Conclusions de fait erronées

[17] Le demandeur soutient que la division générale a fondé sa décision sur plusieurs conclusions de fait erronées qu’elle a tirées sans tenir compte des éléments portés à sa connaissance. Cette observation repose sur deux conclusions de fait erronées selon lui qui se rapportent notamment aux points suivants : (1) le poids à accorder aux éléments de preuve et (2) la décision de la Commission.

[18] La Cour d’appel fédérale s’est déjà penchée sur ce genre d’observation dans d’autres affaires où le juge des faits n’avait pas accordé le poids qu’il convenait à la preuve. Dans l’arrêt Simpson c. Canada (Procureur général), 2012 CAF 82, la Cour d’appel fédérale a refusé d’intervenir au sujet du poids qu’un décideur doit accorder à la preuve, soutenant que cette question relevait probablement du « juge des faits ». Je ne vois aucune raison de m’écarter de cette pratique. Je ne suis pas convaincue que l’appel a une chance raisonnable de succès s’il est fondé sur le motif selon lequel la division générale n’a pas accordé le [traduction] « poids qu’il convient » aux éléments de preuve présentés par le demandeur. Je ne suis donc pas convaincue que l’appel a une chance raisonnable de succès s’il est fondé sur ce motif.

[19] Le demandeur soutient que la division générale n’a pas examiné la preuve médicale comme il se doit, c’est-à‑dire en tenant compte des principes établis dans l’arrêt Villani. Cette observation manque de précision, mais quoi qu’il en soit, elle semble sous‑entendre que la preuve mérite un nouvel examen. Comme la Cour fédérale l’a confirmé dans l’arrêt Tracey, il n’appartient pas à la division d’appel d’apprécier de nouveau la preuve ou de soupeser de nouveau les facteurs pris en compte par la division générale lorsqu’elle se prononce sur la question de savoir si une permission d’en appeler devrait être accordée ou refusée. Je ne suis pas convaincue que l’appel a une chance raisonnable de succès s’il est fondé sur ce motif.

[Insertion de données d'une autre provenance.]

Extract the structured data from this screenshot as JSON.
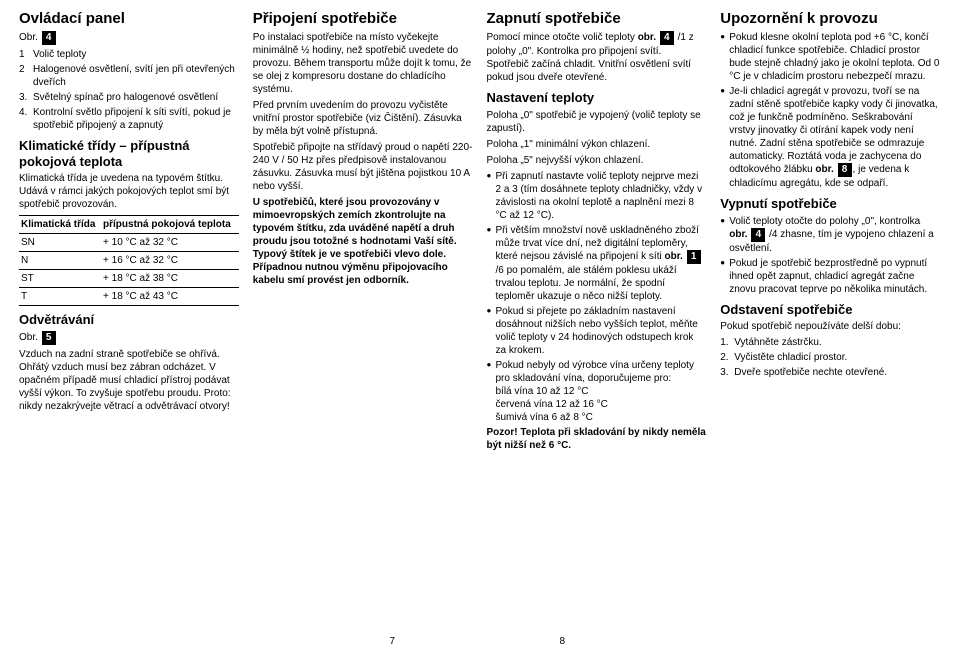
{
  "col1": {
    "h1": "Ovládací panel",
    "obr": "Obr.",
    "obr_num": "4",
    "list": [
      {
        "n": "1",
        "t": "Volič teploty"
      },
      {
        "n": "2",
        "t": "Halogenové osvětlení, svítí jen při otevřených dveřích"
      },
      {
        "n": "3.",
        "t": "Světelný spínač pro halogenové osvětlení"
      },
      {
        "n": "4.",
        "t": "Kontrolní světlo připojení k síti svítí, pokud je spotřebič připojený a zapnutý"
      }
    ],
    "h2": "Klimatické třídy – přípustná pokojová teplota",
    "p1": "Klimatická třída je uvedena na typovém štítku. Udává v rámci jakých pokojových teplot smí být spotřebič provozován.",
    "table_header": [
      "Klimatická třída",
      "přípustná pokojová teplota"
    ],
    "table_rows": [
      [
        "SN",
        "+ 10 °C až 32 °C"
      ],
      [
        "N",
        "+ 16 °C až 32 °C"
      ],
      [
        "ST",
        "+ 18 °C až 38 °C"
      ],
      [
        "T",
        "+ 18 °C až 43 °C"
      ]
    ],
    "h3": "Odvětrávání",
    "obr2": "Obr.",
    "obr2_num": "5",
    "p2": "Vzduch na zadní straně spotřebiče se ohřívá. Ohřátý vzduch musí bez zábran odcházet. V opačném případě musí chladicí přístroj podávat vyšší výkon. To zvyšuje spotřebu proudu. Proto: nikdy nezakrývejte větrací a odvětrávací otvory!"
  },
  "col2": {
    "h1": "Připojení spotřebiče",
    "p1": "Po instalaci spotřebiče na místo vyčekejte minimálně ½ hodiny, než spotřebič uvedete do provozu. Během transportu může dojít k tomu, že se olej z kompresoru dostane do chladícího systému.",
    "p2": "Před prvním uvedením do provozu vyčistěte vnitřní prostor spotřebiče (viz Čištění). Zásuvka by měla být volně přístupná.",
    "p3": "Spotřebič připojte na střídavý proud o napětí 220-240 V / 50 Hz přes předpisově instalovanou zásuvku. Zásuvka musí být jištěna pojistkou 10 A nebo vyšší.",
    "p4": "U spotřebičů, které jsou provozovány v mimoevropských zemích zkontrolujte na typovém štítku, zda uváděné napětí a druh proudu jsou totožné s hodnotami Vaší sítě. Typový štítek je ve spotřebiči vlevo dole. Případnou nutnou výměnu připojovacího kabelu smí provést jen odborník."
  },
  "col3": {
    "h1": "Zapnutí spotřebiče",
    "p1a": "Pomocí mince otočte volič teploty ",
    "p1b": "obr. ",
    "p1_box": "4",
    "p1c": " /1 z polohy „0\". Kontrolka pro připojení svítí. Spotřebič začíná chladit. Vnitřní osvětlení svítí pokud jsou dveře otevřené.",
    "h2": "Nastavení teploty",
    "p2": "Poloha „0\" spotřebič je vypojený (volič teploty se zapustí).",
    "p3": "Poloha „1\" minimální výkon chlazení.",
    "p4": "Poloha „5\" nejvyšší výkon chlazení.",
    "li1": "Při zapnutí nastavte volič teploty nejprve mezi 2 a 3 (tím dosáhnete teploty chladničky, vždy v závislosti na okolní teplotě a naplnění mezi 8 °C až 12 °C).",
    "li2a": "Při větším množství nově uskladněného zboží může trvat více dní, než digitální teploměry, které nejsou závislé na připojení k síti ",
    "li2b": "obr. ",
    "li2_box": "1",
    "li2c": " /6 po pomalém, ale stálém poklesu ukáží trvalou teplotu. Je normální, že spodní teploměr ukazuje o něco nižší teploty.",
    "li3": "Pokud si přejete po základním nastavení dosáhnout nižších nebo vyšších teplot, měňte volič teploty v 24 hodinových odstupech krok za krokem.",
    "li4a": "Pokud nebyly od výrobce vína určeny teploty pro skladování vína, doporučujeme pro:",
    "li4b": "bílá vína 10 až 12 °C",
    "li4c": "červená vína 12 až 16 °C",
    "li4d": "šumivá vína 6 až 8 °C",
    "warn": "Pozor! Teplota při skladování by nikdy neměla být nižší než 6 °C."
  },
  "col4": {
    "h1": "Upozornění k provozu",
    "li1": "Pokud klesne okolní teplota pod +6 °C, končí chladicí funkce spotřebiče. Chladicí prostor bude stejně chladný jako je okolní teplota. Od 0 °C je v chladicím prostoru nebezpečí mrazu.",
    "li2a": "Je-li chladicí agregát v provozu, tvoří se na zadní stěně spotřebiče kapky vody či jinovatka, což je funkčně podmíněno. Seškrabování vrstvy jinovatky či otírání kapek vody není nutné. Zadní stěna spotřebiče se odmrazuje automaticky. Roztátá voda je zachycena do odtokového žlábku ",
    "li2b": "obr. ",
    "li2_box": "8",
    "li2c": ", je vedena k chladicímu agregátu, kde se odpaří.",
    "h2": "Vypnutí spotřebiče",
    "li3a": "Volič teploty otočte do polohy „0\", kontrolka ",
    "li3b": "obr. ",
    "li3_box": "4",
    "li3c": " /4 zhasne, tím je vypojeno chlazení a osvětlení.",
    "li4": "Pokud je spotřebič bezprostředně po vypnutí ihned opět zapnut, chladicí agregát začne znovu pracovat teprve po několika minutách.",
    "h3": "Odstavení spotřebiče",
    "p1": "Pokud spotřebič nepoužíváte delší dobu:",
    "ol1": "Vytáhněte zástrčku.",
    "ol2": "Vyčistěte chladicí prostor.",
    "ol3": "Dveře spotřebiče nechte otevřené."
  },
  "page_left": "7",
  "page_right": "8"
}
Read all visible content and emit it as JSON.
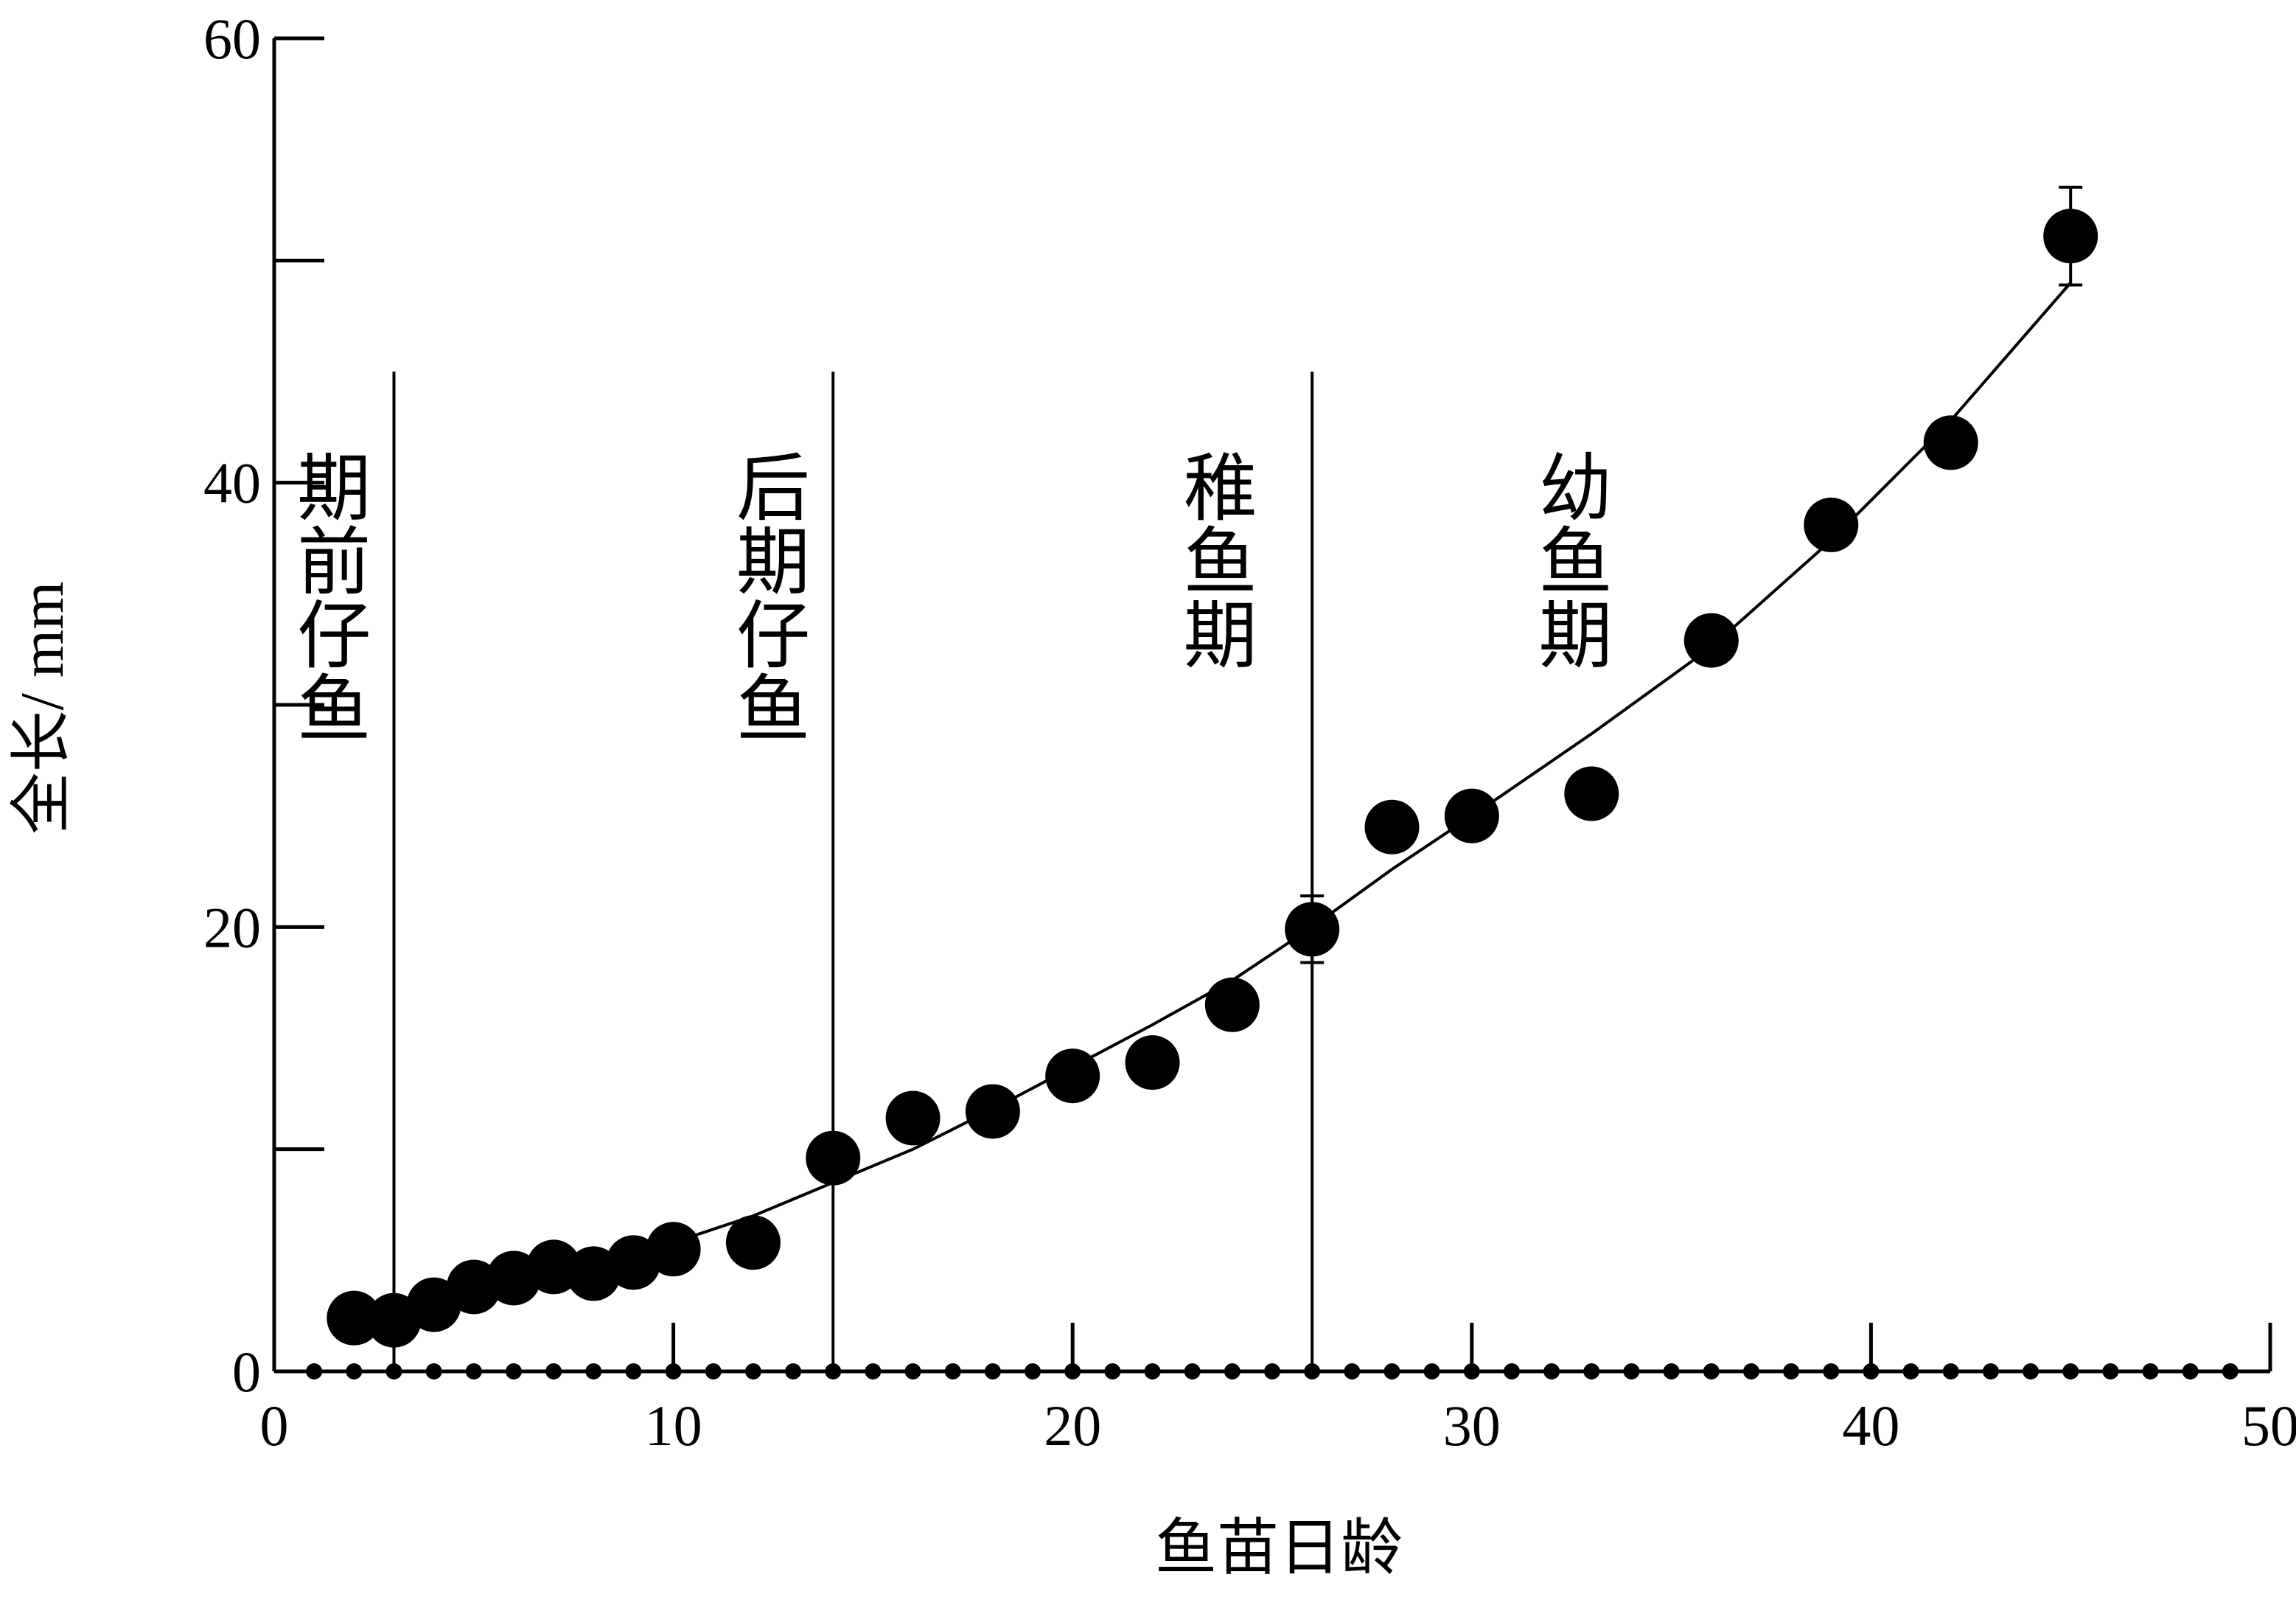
{
  "chart_data": {
    "type": "scatter",
    "xlabel": "鱼苗日龄",
    "ylabel": "全长/ mm",
    "xlim": [
      0,
      50
    ],
    "ylim": [
      0,
      60
    ],
    "x_major_ticks": [
      0,
      10,
      20,
      30,
      40,
      50
    ],
    "y_major_ticks": [
      0,
      20,
      40,
      60
    ],
    "y_minor_ticks": [
      10,
      30,
      50
    ],
    "x_ticks_all": [
      0,
      10,
      20,
      30,
      40,
      50
    ],
    "y_ticks_all": [
      0,
      10,
      20,
      30,
      40,
      50,
      60
    ],
    "x_tick_labels": [
      "0",
      "10",
      "20",
      "30",
      "40",
      "50"
    ],
    "y_tick_labels": [
      "0",
      "20",
      "40",
      "60"
    ],
    "grid": false,
    "series": [
      {
        "x": [
          2,
          3,
          4,
          5,
          6,
          7,
          8,
          9,
          10,
          12,
          14,
          16,
          18,
          20,
          22,
          24,
          26,
          28,
          30,
          33,
          36,
          39,
          42,
          45
        ],
        "y": [
          2.4,
          2.3,
          3.0,
          3.8,
          4.2,
          4.7,
          4.4,
          4.9,
          5.5,
          5.8,
          9.6,
          11.4,
          11.7,
          13.3,
          13.9,
          16.5,
          19.9,
          24.5,
          25.0,
          26.0,
          32.9,
          38.1,
          41.8,
          51.1
        ],
        "error_bars": [
          {
            "x": 26,
            "y": 19.9,
            "err": 1.5
          },
          {
            "x": 45,
            "y": 51.1,
            "err": 2.2
          }
        ]
      }
    ],
    "fit_curve": {
      "x": [
        3,
        5,
        8,
        10,
        12,
        14,
        16,
        18,
        20,
        22,
        24,
        26,
        28,
        30,
        33,
        36,
        39,
        42,
        45
      ],
      "y": [
        2.6,
        3.5,
        4.8,
        5.8,
        7.0,
        8.5,
        10.0,
        11.8,
        13.7,
        15.6,
        17.6,
        20.0,
        22.6,
        25.0,
        28.7,
        32.6,
        37.4,
        42.8,
        49.0
      ]
    },
    "x_axis_markers": [
      1,
      2,
      3,
      4,
      5,
      6,
      7,
      8,
      9,
      10,
      11,
      12,
      13,
      14,
      15,
      16,
      17,
      18,
      19,
      20,
      21,
      22,
      23,
      24,
      25,
      26,
      27,
      28,
      29,
      30,
      31,
      32,
      33,
      34,
      35,
      36,
      37,
      38,
      39,
      40,
      41,
      42,
      43,
      44,
      45,
      46,
      47,
      48,
      49
    ],
    "stage_boundaries": [
      3,
      14,
      26
    ],
    "stage_line_top": 45,
    "stages": [
      {
        "label": [
          "期",
          "前",
          "仔",
          "鱼"
        ],
        "x": 1.5
      },
      {
        "label": [
          "后",
          "期",
          "仔",
          "鱼"
        ],
        "x": 12.5
      },
      {
        "label": [
          "稚",
          "鱼",
          "期"
        ],
        "x": 23.7
      },
      {
        "label": [
          "幼",
          "鱼",
          "期"
        ],
        "x": 32.6
      }
    ]
  }
}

[20] Le demandeur soutient que la division générale aurait dû s’en tenir au raisonnement de la CAT, puisque cette dernière avait mené un examen approfondi de la preuve et qu’elle avait finalement conclu que le demandeur n’était pas capable d’occuper un emploi dans un marché du travail concurrentiel. Bien que la Commission ait établi que le demandeur était incapable d’occuper un emploi dans un marché du travail concurrentiel, le Tribunal de la sécurité sociale n’est pas lié par les décisions de la Commission ni d’ailleurs par celles rendues par toute autre entité administrative. En ce qui concerne les questions qui nous occupent, le fait que le demandeur puisse avoir été l’objet d’un examen rigoureux dans le cadre d’un régime administratif différent n’a pratiquement aucune valeur probante. Le Régime de pensions du Canada donne une définition stricte de l’invalidité, et le demandeur doit quand même prouver qu’il était invalide, au sens de cette loi. Je ne suis pas convaincue que l’appel a une chance raisonnable de succès s’il est fondé sur ce moyen d’appel précis.

Conclusion

[21] La demande de permission d’en appeler est rejetée.